Le maintenir contre ceux qui cherchent à le calomnier ; le maintenir aussi contre d'autres qui cherchent, comme les envahisseurs de là‑bas, ou comme les apôtres de « l'ordre nouveau », à borner son territoire, à lui enlever des zones d'action, et à le réduire à des limites médiocres, parcimonieusement consenties dans le vaste champ de notre éducation.

L'enseignement du français, l'enseignement de la France en Amérique, est en danger. Je ne dis pas en danger de mort, — non, — mais en danger. Les statistiques sont là, pour ceux qui croient aux statistiques, mais plus encore que les chiffres, ce que je doute, c'est l'atmosphère que l'on voit se créer, s'épaissir, se charger de nuages autour de cet élément vital de toute culture complète, qu'est le contact avec la France et le français.

Tantôt c'est de la fin de la France que  p207 l'on nous parle. Elle est tombée. Il convient de l'entourer d'une pitié apitoyée, — mais aussi de la rayer la liste des nations conductrices avec qui la communion était féconde. Elle ne pourra plus être, dit‑on, qu'un pays de second ordre, trop peu important sur la grande scène du monde pour en encombrer l'esprit de nos jeunes générations… On en parlera, — comme de Rome, d'Athènes, d'Alexandrie, — « beaux noms, aussi, » — et quelques spécialistes délicats et désintéressés lui dévoueront leurs studieux loisirs, quand on l'aura « roulée dans le linceul de pourpre où dorment les dieux morts. »

Tantôt, c'est l'intérêt pratique du jeune américain que l'on met en avant.

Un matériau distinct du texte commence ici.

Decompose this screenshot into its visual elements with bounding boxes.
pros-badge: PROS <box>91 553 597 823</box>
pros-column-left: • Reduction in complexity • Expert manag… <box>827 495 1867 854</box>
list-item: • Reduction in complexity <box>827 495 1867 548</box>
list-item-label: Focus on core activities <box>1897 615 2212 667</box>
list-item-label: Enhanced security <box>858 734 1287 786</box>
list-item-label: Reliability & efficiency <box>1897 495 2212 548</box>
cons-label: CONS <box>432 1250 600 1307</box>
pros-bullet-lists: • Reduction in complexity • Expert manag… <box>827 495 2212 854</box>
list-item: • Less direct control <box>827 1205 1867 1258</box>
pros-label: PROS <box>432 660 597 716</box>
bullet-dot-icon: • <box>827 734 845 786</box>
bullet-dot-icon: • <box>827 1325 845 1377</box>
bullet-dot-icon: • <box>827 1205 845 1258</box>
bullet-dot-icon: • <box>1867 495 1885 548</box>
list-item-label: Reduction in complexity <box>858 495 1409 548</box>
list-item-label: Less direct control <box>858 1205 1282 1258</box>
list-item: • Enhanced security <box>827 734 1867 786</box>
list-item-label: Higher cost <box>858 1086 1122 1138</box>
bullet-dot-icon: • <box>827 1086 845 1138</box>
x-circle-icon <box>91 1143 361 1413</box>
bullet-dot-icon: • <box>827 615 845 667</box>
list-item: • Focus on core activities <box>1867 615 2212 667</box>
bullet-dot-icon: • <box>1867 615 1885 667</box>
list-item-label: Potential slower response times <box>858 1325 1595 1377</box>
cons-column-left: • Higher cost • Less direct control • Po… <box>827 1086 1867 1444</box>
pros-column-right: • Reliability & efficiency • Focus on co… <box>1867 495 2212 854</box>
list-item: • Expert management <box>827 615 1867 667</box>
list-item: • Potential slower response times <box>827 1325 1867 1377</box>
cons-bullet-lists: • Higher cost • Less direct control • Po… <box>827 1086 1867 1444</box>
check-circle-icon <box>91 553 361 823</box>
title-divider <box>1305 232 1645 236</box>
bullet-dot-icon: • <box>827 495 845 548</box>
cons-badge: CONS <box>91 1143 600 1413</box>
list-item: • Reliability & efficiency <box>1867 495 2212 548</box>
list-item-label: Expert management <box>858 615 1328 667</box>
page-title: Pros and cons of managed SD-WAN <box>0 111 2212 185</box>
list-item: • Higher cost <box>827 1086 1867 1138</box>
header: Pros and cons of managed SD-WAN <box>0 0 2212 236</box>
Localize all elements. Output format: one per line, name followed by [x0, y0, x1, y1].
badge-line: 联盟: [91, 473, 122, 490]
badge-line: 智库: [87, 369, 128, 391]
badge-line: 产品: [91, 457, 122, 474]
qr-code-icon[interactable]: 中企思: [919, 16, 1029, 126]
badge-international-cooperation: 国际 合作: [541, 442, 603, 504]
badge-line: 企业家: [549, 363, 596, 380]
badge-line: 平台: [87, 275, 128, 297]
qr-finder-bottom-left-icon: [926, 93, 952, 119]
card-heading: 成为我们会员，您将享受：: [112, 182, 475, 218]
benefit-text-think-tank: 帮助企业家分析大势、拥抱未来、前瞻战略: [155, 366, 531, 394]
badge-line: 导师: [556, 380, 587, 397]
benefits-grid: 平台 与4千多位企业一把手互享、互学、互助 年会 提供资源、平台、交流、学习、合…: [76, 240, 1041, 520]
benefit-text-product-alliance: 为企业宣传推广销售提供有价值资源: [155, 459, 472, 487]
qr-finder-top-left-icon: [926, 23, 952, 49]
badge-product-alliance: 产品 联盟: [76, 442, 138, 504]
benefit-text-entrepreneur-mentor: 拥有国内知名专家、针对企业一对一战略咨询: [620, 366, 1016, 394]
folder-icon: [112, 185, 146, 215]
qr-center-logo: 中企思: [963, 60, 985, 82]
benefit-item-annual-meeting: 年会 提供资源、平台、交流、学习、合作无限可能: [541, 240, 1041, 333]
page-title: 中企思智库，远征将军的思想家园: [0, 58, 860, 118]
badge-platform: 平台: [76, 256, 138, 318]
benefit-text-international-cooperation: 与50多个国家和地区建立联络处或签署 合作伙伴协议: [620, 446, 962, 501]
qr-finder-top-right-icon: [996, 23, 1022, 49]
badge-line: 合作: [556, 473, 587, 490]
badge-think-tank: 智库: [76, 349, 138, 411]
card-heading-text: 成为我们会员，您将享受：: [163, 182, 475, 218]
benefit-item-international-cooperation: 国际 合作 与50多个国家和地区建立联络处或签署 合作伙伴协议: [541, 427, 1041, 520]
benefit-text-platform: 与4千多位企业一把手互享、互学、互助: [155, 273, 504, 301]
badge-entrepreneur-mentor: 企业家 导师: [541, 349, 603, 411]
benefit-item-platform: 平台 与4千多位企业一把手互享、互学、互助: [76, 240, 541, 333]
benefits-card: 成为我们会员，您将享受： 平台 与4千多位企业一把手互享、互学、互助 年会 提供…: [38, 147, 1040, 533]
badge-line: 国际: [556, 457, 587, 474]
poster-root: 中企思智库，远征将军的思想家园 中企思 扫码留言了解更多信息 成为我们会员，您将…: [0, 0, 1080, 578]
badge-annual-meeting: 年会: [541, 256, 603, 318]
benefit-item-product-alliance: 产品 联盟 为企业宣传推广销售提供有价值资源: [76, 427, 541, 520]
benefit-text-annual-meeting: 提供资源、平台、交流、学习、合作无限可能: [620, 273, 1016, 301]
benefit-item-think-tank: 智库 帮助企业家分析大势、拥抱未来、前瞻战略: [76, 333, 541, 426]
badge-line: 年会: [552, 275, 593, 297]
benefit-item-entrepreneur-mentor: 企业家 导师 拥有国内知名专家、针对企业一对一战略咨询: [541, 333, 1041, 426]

Le français, à quoi bon ? Combien de temps faudra‑t‑il avant que l'on « fasse de nouveau des affaires » avec la France ? Ce n'est pas vers l'est transatlantique qu'il faut orienter la jeunesse, c'est vers des longitudes plus voisines, et vers des latitudes plus méridionales… C'est là qu'il y aura du « commerce » à faire, des relations productives à créer, des « lettres d'affaires » à écrire… et, pour tout dire, de l'argent à gagner. L'étude du français, ce n'est qu'un mauvais placement, et  p208 du temps perdu. Il y a d'autres langues qui « rapporteront » davantage.

« Au diable, les « business letters », comme eût dit Molière, s'il en avait entendu parler. Ce n'est ni notre but ni notre ambition.

Notre but, notre ambition, à nous qui voulons être des « mainteneurs », c'est de distiller, pour tous chez qui, en Amérique, pensent, lisent, se préparent à une vie vraiment humaine, ce que les civilisations humanistes de l'Europe occidentale ont à offrir de valeurs humaines et éternelles.

Or de tout notre être, sans egoïsme exclusif, sans prétention à d'orgueilleuses supériorités, nous croyons à la valeur humaine éternelle de la civilisation et de la culture françaises, et c'est cela que nous voulons « maintenir ».

*

* *

Pour en mieux parler, il me semble que, pour une heure du moins, je voudrais ne pas être français, mais citoyen de ce Sirius cher à Ernest Renan, ou de cette lune où voyageait Cyrano. Je serais ainsi dans une position plus favorable à une impartiale objectivité.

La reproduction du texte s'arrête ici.